Ces programmes sectoriels massifs ne sont plus à l’ordre du jour. Aujourd’hui la politique de la France consiste plutôt à soutenir de manière transversale l’activité des industries. L’exemple typique, c’est le contrat impôt recherche.

Mais la France doit se positionner sur les technologies clefs, qui ne sont pas des secteurs, comme je l’ai évoqué précédemment. C’est la santé, les énergies renouvelables, et les TIC.

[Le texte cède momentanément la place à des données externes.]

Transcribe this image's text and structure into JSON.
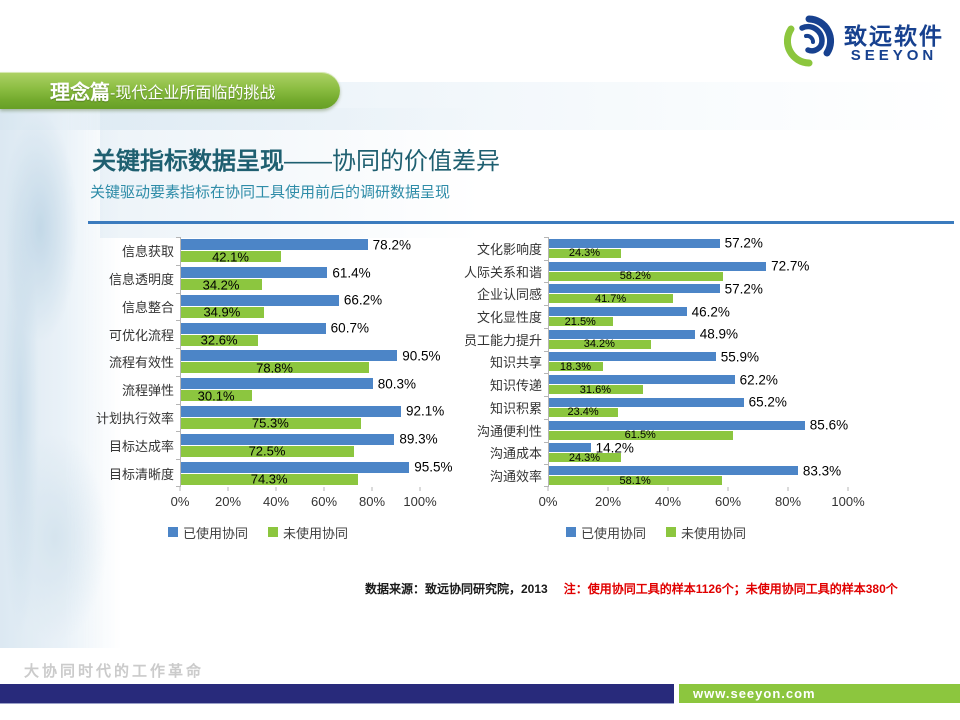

Enfin, il convient surtout de parfaire l’investissement en capital humain. La formation initiale, professionnelle et continue doit être améliorée. Pour l’avenir, la question qui se pose est la suivante : va-t-on se spécialiser dans le tourisme et le luxe, ou investir dans des industries lourdes avec des compétences fortes qui peuvent asseoir l’industrie manufacturière de la France ? Ce sont ce genre de choix, peut-être manichéens et simplistes, qui s’imposent à la France à l’heure actuelle. La réponse des gouvernements à cette question de la désindustrialisation apparaît comme étant négative : c’est tout l’enjeu du pacte de responsabilité, du CICE, et du CIR. L’objectif est de rendre à l’industrie les moyens d’investir en technologie, en capital et capital humain, dans le futur. 

Pierre-Louis Desprez : L’avenir, c’est que la France va rester une pépinière. Les Français ont des très bonnes idées mais ils vont les développer sur d’autres marchés.  Peut-être qu’il faut l’accepter et vendre très cher les produits de la pépinière. Peut-être finalement faut-il faire de la France une sorte de laboratoire mondial et en vendre les produits.